In a few steps, you configure Apache Spark to connect to the Apache Hive metastore.
An example shows how to configure Direct Reader reads while launching the Spark
shell.
This procedure assumes you require serialization and sets
spark.kryo.registrator=com.qubole.spark.hiveacid.util.HiveAcidKyroRegistrator
.
For secure clusters, additional configurations will be needed by spark.
.
-
In Cloudera Manager, in Hosts > Roles, if Hive Metastore
appears in the list of roles, copy the host name or IP address.
You use the host name or IP address in the next step to set the host value.
-
Launch the Spark shell and include the Direct Reader configurations.
For
example:
spark-shell --jars ./hive-warehouse-connector-assembly-<version>.jar \
--master yarn \
--conf spark.sql.extensions="com.hortonworks.spark.sql.rule.Extensions" \
--conf spark.kryo.registrator=com.qubole.spark.hiveacid.util.HiveAcidKyroRegistrator \
--conf spark.sql.hive.hiveserver2.jdbc.url="jdbc:hive2://<domain name>:<port>/default;principal=hive/_HOST@ROOT.HWX.SITE;retries=5;serviceDiscoveryMode=zooKeeper;zooKeeperNamespace=hiveserver2"

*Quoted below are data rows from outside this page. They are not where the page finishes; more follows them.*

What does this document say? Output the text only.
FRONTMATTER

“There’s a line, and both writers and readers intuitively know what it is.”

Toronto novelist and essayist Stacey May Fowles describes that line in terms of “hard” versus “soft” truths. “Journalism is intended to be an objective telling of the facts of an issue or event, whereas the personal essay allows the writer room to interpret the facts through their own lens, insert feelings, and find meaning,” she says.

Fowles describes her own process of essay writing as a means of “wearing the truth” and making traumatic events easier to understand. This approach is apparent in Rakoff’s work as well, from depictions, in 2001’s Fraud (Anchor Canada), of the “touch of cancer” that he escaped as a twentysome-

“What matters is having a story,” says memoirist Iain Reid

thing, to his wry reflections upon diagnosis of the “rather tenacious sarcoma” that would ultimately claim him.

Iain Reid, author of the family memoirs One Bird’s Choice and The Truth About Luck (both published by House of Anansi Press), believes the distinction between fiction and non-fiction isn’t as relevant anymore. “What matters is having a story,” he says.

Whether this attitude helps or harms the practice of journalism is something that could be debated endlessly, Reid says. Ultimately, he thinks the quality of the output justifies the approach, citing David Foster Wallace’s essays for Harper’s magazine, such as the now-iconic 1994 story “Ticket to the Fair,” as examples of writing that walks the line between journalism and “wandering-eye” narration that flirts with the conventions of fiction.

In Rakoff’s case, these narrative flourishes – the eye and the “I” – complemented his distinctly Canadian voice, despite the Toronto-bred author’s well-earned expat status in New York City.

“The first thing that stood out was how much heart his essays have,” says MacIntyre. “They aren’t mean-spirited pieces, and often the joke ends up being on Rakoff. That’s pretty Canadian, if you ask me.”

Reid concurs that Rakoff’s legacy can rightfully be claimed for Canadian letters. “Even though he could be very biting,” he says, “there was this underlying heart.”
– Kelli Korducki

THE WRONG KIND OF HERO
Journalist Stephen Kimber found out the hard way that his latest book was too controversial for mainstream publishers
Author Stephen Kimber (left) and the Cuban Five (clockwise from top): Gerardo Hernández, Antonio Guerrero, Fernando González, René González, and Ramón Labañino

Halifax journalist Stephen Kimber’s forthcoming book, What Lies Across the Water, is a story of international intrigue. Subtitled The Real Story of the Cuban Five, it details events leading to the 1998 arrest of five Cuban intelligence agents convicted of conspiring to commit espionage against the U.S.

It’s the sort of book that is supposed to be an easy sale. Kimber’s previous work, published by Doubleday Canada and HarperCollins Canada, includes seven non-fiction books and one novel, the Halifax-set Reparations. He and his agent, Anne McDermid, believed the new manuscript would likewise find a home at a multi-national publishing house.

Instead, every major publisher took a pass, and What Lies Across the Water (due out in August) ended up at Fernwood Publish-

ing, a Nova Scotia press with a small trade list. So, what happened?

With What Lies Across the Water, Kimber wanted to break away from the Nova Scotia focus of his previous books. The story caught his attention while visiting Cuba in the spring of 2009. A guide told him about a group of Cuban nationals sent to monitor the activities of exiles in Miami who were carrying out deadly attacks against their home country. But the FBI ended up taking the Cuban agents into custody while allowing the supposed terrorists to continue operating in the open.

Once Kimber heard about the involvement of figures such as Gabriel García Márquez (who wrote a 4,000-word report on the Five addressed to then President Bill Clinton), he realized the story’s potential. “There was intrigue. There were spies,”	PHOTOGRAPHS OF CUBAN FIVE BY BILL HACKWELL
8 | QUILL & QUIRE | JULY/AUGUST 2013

--conf spark.datasource.hive.warehouse.read.mode=DIRECT_READER_V1
-
Read data in table
customer
.
View data in table
customer
.
scala>
spark.sql("select c_customer_sk, c_customer_id, c_last_name, c_birth_country from customer where c_birth_year=1983 limit 2 ").show()
21/02/08 11:03:31 INFO rule.HWCSwitchRule: using DIRECT_READER_V1 extension for reading
+-------------+----------------+-----------+---------------+
|c_customer_sk| c_customer_id|c_last_name|c_birth_country|
+-------------+----------------+-----------+---------------+
| 55634|AAAAAAAACFJNAAAA| Campbell| THAILAND|
| 74213|AAAAAAAAFOBCBAAA| Hudgins| KYRGYZSTAN|
+-------------+----------------+-----------+---------------+